Scientists using the ALMA telescope in Chile’s Atacama desert have discovered an unexpected spiral structure around a red giant star 1,500 light years away, the first time such a structure has been found. “This is the first time we’ve ever seen a spiral of material coming out from a star, together with a surrounding shell,” said Matthias Maercker, lead author of the study to be published in Nature this week.
Costa Rica has tightened controls on the import of shark fins. A new decree, signed into law by Costa Rican president Laura Chinchilla, prohibits the import of shark fins without special customs certification. Though the country has a law banning shark finning, imports of the fins have been largely overlooked, according to marine turtle protection and environmental organization Pretoma.

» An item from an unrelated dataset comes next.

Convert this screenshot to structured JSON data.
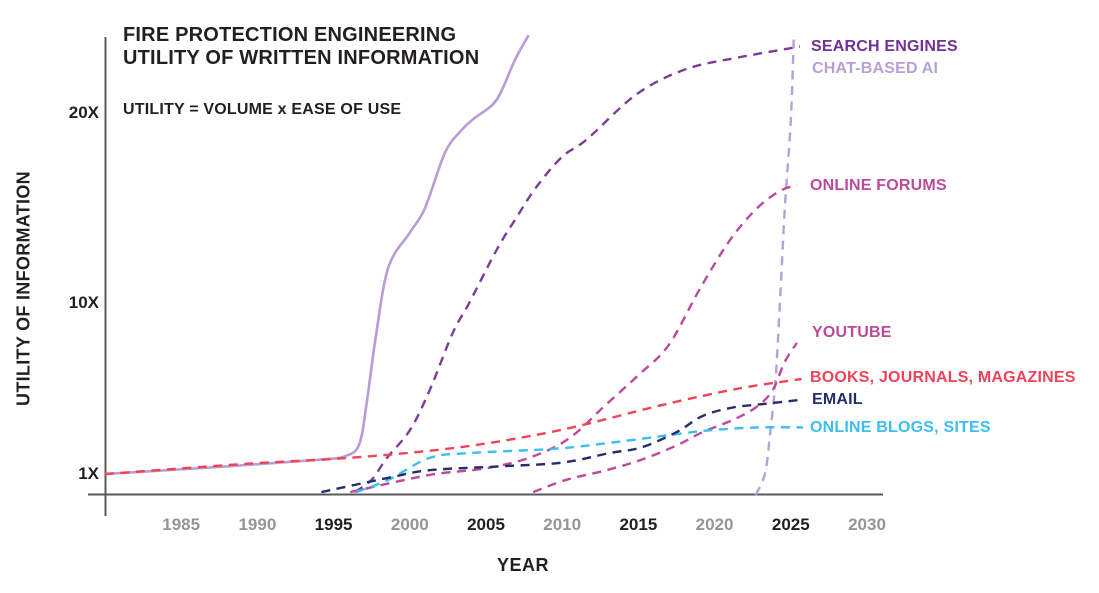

Ecuador’s government has announced it’s planning an internal strategy to confront climate change. Carola Borja, the sub-secretary of climate change at Ecuador’s Ministry of the Environment, said the government has an action plan that includes informing Ecuadorian citizens about the challenges the country will face with climate change.
Flora and fauna in northern Guatemala’s Maya Biosphere Reserve are being threatened by deforestation at the hands of drug cartels, Chinese logging companies, and cattle ranchers, in addition to fires and commercial hunting. The reserve is home to 513 bird species, 122 mammal species, and 95 reptile species, according to a report from Yale’s environment 360.

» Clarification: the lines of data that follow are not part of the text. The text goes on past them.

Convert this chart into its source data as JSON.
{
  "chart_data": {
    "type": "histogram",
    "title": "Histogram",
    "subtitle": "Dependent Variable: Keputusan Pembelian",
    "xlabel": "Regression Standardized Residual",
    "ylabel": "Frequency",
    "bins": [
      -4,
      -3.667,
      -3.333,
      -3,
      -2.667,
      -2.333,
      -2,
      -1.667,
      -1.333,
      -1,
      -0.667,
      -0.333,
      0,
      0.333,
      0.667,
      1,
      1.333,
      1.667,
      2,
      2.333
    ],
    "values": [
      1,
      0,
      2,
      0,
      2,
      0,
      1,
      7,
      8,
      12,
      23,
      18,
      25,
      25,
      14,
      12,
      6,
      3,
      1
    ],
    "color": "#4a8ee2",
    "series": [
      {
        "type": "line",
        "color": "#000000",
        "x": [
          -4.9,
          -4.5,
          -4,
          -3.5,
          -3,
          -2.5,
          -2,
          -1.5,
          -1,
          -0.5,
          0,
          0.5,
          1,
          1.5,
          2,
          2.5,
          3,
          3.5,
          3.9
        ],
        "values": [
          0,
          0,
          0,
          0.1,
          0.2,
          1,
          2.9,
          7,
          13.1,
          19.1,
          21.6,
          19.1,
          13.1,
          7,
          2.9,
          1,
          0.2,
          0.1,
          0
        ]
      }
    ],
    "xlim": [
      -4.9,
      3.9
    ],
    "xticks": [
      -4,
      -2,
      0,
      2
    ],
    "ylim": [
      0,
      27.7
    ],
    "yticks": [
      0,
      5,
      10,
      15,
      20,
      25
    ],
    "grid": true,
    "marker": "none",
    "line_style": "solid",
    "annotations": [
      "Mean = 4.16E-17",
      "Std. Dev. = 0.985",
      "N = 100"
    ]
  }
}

Mexico plans to launch its ‘Esperanza I’ satellite before mid-2014, announced Mexican congressman and space enthusiast Andres Eloy Martinez. The recently formed Mexican Space Agency intends to launch the American-made satellite for educational purposes. It will “undoubtedly be sufficient to include experiments of great creativity from students or others with an interesting project,” said Martinez.